1. ## Mathematical Induction question due in 5hrs could some1 help?

This question is in matrices.

A^n = [ 1 3^n-1 ; 0 3^n ] for all integers n>=1 where A = [ 1 2 ; 0 3 ]

I got the base step

(B) let P(1) equal A^n = [ 1 3^n-1 ; 0 3^n ].

A^1 = [ 1 3^1-1 ; 0 3^1 ] gives A^1 = [ 1 2 ; 0 3 ] which is the same as the given matrix A^1. Thus P(1) is true.

(R) inductive step
Assume P(n) is true for some (n) E A.
I figured that A^(n+1) = [ 1 3^(n+1)-1 ; 0 3^(n+1) ].

However this is the part that i got stuck because i've never actually done any questions regarding matrices with mathematical induction so im lost.

Could someone help me on this question? or even just give me the starting line for it.

2. you know what $A^n$ is, now take that times $A$ and show that equals your desired $A^{n+1}$.

3. so you mean A^(n+1) = A^n * A ? or A * A^n ?

4. Given :
A^n = [1 3^(n) -1 ; 0 3^(n) ]
A = [1 2 ; 0 3 ]

when i multiplied A^n by A i got A^n+1 = [ 1x1 + (3^n - 1)x0 , 1x2 + 3^nx(3^n -1) ; 0x1 + 3^nx0 , 0x2 + 3^nx3 ]
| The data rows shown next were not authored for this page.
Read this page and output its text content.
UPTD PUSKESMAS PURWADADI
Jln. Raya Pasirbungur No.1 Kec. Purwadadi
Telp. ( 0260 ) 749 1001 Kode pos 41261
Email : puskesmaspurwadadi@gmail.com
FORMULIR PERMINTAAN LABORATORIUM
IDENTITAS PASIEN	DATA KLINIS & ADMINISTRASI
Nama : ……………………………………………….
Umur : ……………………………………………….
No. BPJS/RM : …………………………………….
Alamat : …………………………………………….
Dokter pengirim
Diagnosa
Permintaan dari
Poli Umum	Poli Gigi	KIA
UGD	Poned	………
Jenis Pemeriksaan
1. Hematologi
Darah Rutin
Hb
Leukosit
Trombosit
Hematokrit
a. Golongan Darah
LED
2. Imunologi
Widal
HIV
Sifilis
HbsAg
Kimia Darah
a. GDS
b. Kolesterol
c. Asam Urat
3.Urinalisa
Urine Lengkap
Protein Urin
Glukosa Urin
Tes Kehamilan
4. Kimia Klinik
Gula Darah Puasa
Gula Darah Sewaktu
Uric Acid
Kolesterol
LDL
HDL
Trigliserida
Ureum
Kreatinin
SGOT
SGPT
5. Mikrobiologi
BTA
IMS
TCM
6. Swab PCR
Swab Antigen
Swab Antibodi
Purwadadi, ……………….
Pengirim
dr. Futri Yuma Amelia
which gives me [1 2+3^(n+1)-1 ; 0 3^(n+1) ]

how do i get rid of the +2? because if i add it with 3^(n+1) i wud get 3^(n+1) + 1 which would disagree with the equation A^(n+1) = [ 1 3^(n+1)-1 ; 0 3^(n+1) ]

5. when i took $A^{n} * A$, i got the desired matrix.